Myphoner - Heavy load – Incident details

Heavy load

Resolved
Partial outage
Started almost 5 years agoLasted about 1 hour

Affected

Web Application

Operational from 7:12 AM to 7:12 AM, Partial outage from 7:12 AM to 8:05 AM

Updates
  • Update
    Update

    At a bout 8:54 CEST this morning the response times of our caching service suddenly grew to a level where cache requests started to timeout, falling back to requesting the main database. This in turn put a heavy load on the database, which caused longer response times for database queries in general. Combined this means every request to the app server had to: 1. wait for cache service timeout 2. request the cached content from database instead 3. wait for longer db response times Eventually, this started leading to requests queueing up, and some of the requests started timing out \(requests time out after 30 seconds of sitting in the queue\) As we were working to find solutions, eliminating bottlenecks and optimise for database performance on long running requests, the caching service started responding again at around 9:40 CEST, and everything returned to normal shortly after. When key components like our caching layer or the database becomes unresponsive, it’s hard to work around it, as those components are both hard to replace and hard to scale.
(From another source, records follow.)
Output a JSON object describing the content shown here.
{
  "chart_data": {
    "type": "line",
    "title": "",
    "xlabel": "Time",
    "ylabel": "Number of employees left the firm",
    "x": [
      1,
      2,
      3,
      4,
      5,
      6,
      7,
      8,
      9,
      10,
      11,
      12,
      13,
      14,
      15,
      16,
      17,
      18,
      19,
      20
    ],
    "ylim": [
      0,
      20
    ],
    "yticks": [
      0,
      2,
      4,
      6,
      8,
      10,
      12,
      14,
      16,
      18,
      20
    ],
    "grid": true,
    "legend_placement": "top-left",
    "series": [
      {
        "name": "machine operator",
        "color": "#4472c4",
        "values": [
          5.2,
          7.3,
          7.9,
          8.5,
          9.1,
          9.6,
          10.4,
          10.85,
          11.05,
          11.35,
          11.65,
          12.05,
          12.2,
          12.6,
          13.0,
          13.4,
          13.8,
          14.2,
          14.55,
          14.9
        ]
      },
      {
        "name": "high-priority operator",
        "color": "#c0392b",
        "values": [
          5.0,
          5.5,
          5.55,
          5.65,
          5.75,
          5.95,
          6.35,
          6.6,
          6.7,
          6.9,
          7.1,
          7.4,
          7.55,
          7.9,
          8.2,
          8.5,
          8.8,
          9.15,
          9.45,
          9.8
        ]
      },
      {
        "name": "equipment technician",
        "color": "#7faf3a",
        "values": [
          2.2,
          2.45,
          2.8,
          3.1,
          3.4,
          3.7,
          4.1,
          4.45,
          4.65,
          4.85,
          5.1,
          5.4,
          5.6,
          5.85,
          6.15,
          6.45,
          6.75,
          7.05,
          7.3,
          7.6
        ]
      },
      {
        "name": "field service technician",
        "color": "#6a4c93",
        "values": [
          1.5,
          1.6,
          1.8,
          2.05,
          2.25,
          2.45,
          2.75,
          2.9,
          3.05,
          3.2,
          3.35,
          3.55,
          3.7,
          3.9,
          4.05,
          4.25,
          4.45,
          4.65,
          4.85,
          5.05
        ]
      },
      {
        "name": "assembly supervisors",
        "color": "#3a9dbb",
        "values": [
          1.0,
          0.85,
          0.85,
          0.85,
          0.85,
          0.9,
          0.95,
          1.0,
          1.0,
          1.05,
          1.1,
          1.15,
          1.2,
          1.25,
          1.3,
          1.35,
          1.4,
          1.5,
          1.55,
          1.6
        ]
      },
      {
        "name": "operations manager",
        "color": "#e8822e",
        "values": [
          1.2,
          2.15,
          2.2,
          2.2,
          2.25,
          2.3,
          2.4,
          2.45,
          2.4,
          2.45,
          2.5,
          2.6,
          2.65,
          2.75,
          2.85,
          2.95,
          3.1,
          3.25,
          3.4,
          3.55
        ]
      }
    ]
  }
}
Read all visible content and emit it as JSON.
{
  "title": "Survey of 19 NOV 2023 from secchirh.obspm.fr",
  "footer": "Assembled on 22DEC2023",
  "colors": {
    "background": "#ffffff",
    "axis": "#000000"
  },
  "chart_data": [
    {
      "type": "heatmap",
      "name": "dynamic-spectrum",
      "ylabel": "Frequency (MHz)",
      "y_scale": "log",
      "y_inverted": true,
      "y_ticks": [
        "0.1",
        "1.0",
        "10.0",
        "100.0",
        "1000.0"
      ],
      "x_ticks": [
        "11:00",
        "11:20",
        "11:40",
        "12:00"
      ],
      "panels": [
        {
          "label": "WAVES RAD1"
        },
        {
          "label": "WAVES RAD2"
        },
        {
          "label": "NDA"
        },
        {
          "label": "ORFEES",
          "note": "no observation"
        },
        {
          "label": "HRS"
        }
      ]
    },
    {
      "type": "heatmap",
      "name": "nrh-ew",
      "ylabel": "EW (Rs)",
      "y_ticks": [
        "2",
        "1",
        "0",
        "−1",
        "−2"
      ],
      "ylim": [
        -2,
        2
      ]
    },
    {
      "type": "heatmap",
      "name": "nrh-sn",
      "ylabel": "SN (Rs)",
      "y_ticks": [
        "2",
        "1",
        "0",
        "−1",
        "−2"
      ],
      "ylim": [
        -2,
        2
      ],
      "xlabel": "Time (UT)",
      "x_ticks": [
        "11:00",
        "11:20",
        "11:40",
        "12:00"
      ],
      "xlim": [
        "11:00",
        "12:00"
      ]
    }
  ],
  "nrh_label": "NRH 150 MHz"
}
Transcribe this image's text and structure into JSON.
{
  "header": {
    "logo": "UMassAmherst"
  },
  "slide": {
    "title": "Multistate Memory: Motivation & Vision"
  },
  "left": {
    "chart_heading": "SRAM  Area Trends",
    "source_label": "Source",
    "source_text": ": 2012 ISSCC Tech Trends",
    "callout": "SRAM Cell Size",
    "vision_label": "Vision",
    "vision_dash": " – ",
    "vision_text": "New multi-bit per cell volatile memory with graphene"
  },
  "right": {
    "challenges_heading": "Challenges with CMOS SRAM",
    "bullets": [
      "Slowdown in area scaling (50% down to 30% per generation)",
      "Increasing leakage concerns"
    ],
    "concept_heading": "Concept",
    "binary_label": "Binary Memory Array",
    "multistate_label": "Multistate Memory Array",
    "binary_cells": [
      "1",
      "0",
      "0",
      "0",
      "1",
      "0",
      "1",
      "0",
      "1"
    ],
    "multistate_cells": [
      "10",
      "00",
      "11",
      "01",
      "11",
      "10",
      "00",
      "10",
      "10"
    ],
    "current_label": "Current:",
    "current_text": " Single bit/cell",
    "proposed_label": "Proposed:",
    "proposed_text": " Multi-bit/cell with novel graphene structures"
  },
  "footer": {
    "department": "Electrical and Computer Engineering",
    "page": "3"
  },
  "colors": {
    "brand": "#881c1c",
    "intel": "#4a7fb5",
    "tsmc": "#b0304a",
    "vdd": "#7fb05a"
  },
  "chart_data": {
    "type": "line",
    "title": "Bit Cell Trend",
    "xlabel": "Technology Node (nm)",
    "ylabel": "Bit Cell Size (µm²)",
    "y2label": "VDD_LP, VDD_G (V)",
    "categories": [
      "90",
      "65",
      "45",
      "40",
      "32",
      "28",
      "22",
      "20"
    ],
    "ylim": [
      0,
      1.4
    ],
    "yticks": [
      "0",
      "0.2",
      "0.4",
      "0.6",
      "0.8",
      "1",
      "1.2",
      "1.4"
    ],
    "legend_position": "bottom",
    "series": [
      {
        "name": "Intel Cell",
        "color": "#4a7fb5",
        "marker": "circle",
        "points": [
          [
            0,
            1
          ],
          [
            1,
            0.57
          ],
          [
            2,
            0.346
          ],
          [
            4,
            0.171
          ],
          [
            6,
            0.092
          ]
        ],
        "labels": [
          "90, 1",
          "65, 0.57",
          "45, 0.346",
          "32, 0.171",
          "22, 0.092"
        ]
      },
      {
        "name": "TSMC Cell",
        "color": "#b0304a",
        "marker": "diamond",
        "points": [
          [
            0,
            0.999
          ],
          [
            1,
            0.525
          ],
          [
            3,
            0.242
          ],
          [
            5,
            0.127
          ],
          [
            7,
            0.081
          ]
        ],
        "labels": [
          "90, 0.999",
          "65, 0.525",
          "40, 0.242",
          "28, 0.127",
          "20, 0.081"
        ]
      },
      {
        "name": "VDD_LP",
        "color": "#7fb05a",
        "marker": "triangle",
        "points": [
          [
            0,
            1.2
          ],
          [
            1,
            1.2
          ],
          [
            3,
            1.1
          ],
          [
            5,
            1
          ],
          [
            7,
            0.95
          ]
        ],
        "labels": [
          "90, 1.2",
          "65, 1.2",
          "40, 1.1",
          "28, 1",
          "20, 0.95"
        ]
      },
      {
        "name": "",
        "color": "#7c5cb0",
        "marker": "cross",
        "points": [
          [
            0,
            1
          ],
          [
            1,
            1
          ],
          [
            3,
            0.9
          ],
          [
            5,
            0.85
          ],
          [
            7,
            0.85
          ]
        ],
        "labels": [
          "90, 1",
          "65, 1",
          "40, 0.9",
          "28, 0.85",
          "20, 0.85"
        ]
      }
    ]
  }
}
However, there’s always takeaways from incidents, and this one was no exception: * We gathered a lot of useful data identifying bottlenecks at certain endpoints of the API and other pages in the app, that we can use for optimising performance in general, going forward. * We learned how important the caching layer is, and regarding that as a single point of failure will help us plan and scale going forward. We apologise for the inconvenience to all who were affected, we know how important Myphoner is to our clients, and we work hard to ensure stability of the platform. This incident included, our uptime over the past 30 days is 99.958%

  • Resolved
    Resolved

    This incident has been resolved.

  • Monitoring
    Monitoring

    Caching service response times are returning to normal. We are continuing to monitor the situation closely.

  • Identified
    Identified

    We're having issues with our caching service, which cause heavy loads on our databases. We are working to ease the load one step at a time.

  • Investigating
    Investigating

    We are currently investigating this issue.